Click here to play Abby's video.

 

Earl Martin Phalen, Summer Advantage USA.  Earl Martin Phalen was awarded The Mind Trust Fellowship to create Summer Advantage USA, a national organization that provides elementary and middle school students living in low-income communities with research-based summer learning programs designed to produce substantial academic gains and help close the achievement gap. Studies have shown that two-thirds of the achievement gap between lower- and higher-income youth can be explained by unequal access to summer learning opportunities. In fact, low-income students lose about two months of grade level equivalency in math and reading skills over the summer. Phalen’s model for Summer Advantage USA will use company-owned branches and franchises granted to school districts, charter schools, and nonprofits to dramatically bring to scale scientifically tested summer programs. Franchisees will receive teacher training and curricula from Summer Advantage USA and will be held accountable through the organization’s comprehensive quality assurance program. This will be an important test of franchising as a strategy to bring successful education initiatives to scale.
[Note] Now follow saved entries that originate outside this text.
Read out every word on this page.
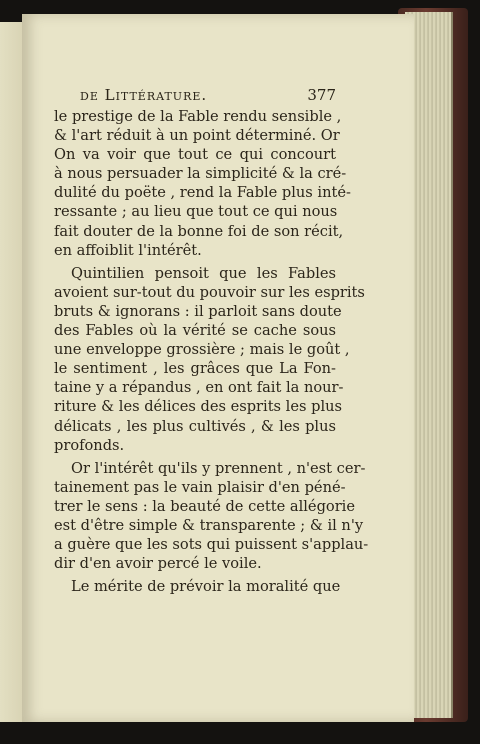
de Littérature.	377
le prestige de la Fable rendu sensible ,
& l'art réduit à un point déterminé. Or
On va voir que tout ce qui concourt
à nous persuader la simplicité & la cré-
dulité du poëte , rend la Fable plus inté-
ressante ; au lieu que tout ce qui nous
fait douter de la bonne foi de son récit,
en affoiblit l'intérêt.
Quintilien pensoit que les Fables
avoient sur-tout du pouvoir sur les esprits
bruts & ignorans : il parloit sans doute
des Fables où la vérité se cache sous
une enveloppe grossière ; mais le goût ,
le sentiment , les grâces que La Fon-
taine y a répandus , en ont fait la nour-
riture & les délices des esprits les plus
délicats , les plus cultivés , & les plus
profonds.
Or l'intérêt qu'ils y prennent , n'est cer-
tainement pas le vain plaisir d'en péné-
trer le sens : la beauté de cette allégorie
est d'être simple & transparente ; & il n'y
a guère que les sots qui puissent s'applau-
dir d'en avoir percé le voile.
Le mérite de prévoir la moralité que
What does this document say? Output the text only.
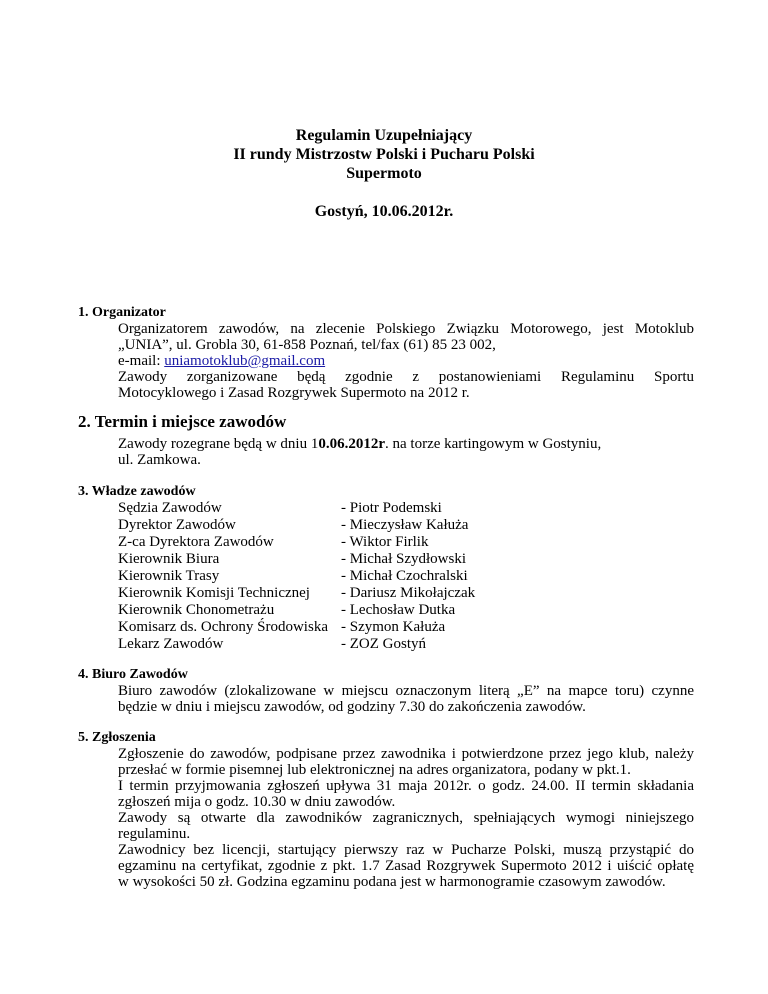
Regulamin Uzupełniający
II rundy Mistrzostw Polski i Pucharu Polski
Supermoto
Gostyń, 10.06.2012r.
1. Organizator
Organizatorem zawodów, na zlecenie Polskiego Związku Motorowego, jest Motoklub
„UNIA”, ul. Grobla 30, 61-858 Poznań, tel/fax (61) 85 23 002,
e-mail: uniamotoklub@gmail.com
Zawody zorganizowane będą zgodnie z postanowieniami Regulaminu Sportu
Motocyklowego i Zasad Rozgrywek Supermoto na 2012 r.
2. Termin i miejsce zawodów
Zawody rozegrane będą w dniu 10.06.2012r. na torze kartingowym w Gostyniu,
ul. Zamkowa.
3. Władze zawodów
Sędzia Zawodów	- Piotr Podemski
Dyrektor Zawodów	- Mieczysław Kałuża
Z-ca Dyrektora Zawodów	- Wiktor Firlik
Kierownik Biura	- Michał Szydłowski
Kierownik Trasy	- Michał Czochralski
Kierownik Komisji Technicznej	- Dariusz Mikołajczak
Kierownik Chonometrażu	- Lechosław Dutka
Komisarz ds. Ochrony Środowiska	- Szymon Kałuża
Lekarz Zawodów	- ZOZ Gostyń
4. Biuro Zawodów
Biuro zawodów (zlokalizowane w miejscu oznaczonym literą „E” na mapce toru) czynne
będzie w dniu i miejscu zawodów, od godziny 7.30 do zakończenia zawodów.
5. Zgłoszenia
Zgłoszenie do zawodów, podpisane przez zawodnika i potwierdzone przez jego klub, należy
przesłać w formie pisemnej lub elektronicznej na adres organizatora, podany w pkt.1.
I termin przyjmowania zgłoszeń upływa 31 maja 2012r. o godz. 24.00. II termin składania
zgłoszeń mija o godz. 10.30 w dniu zawodów.
Zawody są otwarte dla zawodników zagranicznych, spełniających wymogi niniejszego
regulaminu.
Zawodnicy bez licencji, startujący pierwszy raz w Pucharze Polski, muszą przystąpić do
egzaminu na certyfikat, zgodnie z pkt. 1.7 Zasad Rozgrywek Supermoto 2012 i uiścić opłatę
w wysokości 50 zł. Godzina egzaminu podana jest w harmonogramie czasowym zawodów.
Click here to play Earl's video.

  

Stephanie Saroki, Seton Education Partners.  Stephanie Saroki was awarded a Fellowship from The Mind Trust to launch Seton Education Partners, a new non-profit working to help struggling urban Catholic schools find alternatives to school closure. Nationwide, large numbers of Catholic schools serving disadvantaged students in our inner cities are closing because of financial challenges. Seton Education Partners will help ensure that students in Catholic schools that close – as well as other local students – continue to have access to high-quality educational options. Seton Education Partners will focus initially on two strategies. First, it will provide guidance and technical assistance to Catholic parishes, dioceses, and independent religious orders considering leasing space to secular public charter schools and/or converting existing Catholic schools into public charter schools. Second, it will design and launch new secular public charter school models that provide underserved children with an academically excellent and character-building education.

 

Jesse Hahnel, Foster Youth Education Initiative.  Jesse Hahnel was awarded The Mind Trust Fellowship to develop and grow the Foster Youth Education Initiative, a project to ensure foster youth receive the educational advocacy and opportunities they need for academic success. Foster youth have some of the poorest educational outcomes of any group of students nationwide: they are more likely to perform below grade level, to have been held back, to drop out of high school and to have higher rates of absenteeism and disciplinary referrals than their peers. Approximately 25% of former foster children experience homelessness and/or incarceration at some point in their lives; 33% receive public assistance; and unemployment rates top 50%. Communities across the U.S. desperately need improved strategies to better serve these vulnerable young people. The Foster Youth Education Initiative leverages existing resources and facilitates cooperation among local agencies and public interest organizations to develop education advocacy systems. These systems identify foster youth showing early signs of academic setbacks (e.g. absences, poor grades) and ensure these children have strong educational advocates: adults monitoring their educational progress and speaking up on their behalf should they fail to receive the opportunities they need to succeed in school.


 

"If you have what it takes to transform public education, Indianapolis is where you want to be. The Mind Trust’s Fellowship is an unprecedented opportunity to take your great idea and make it happen.”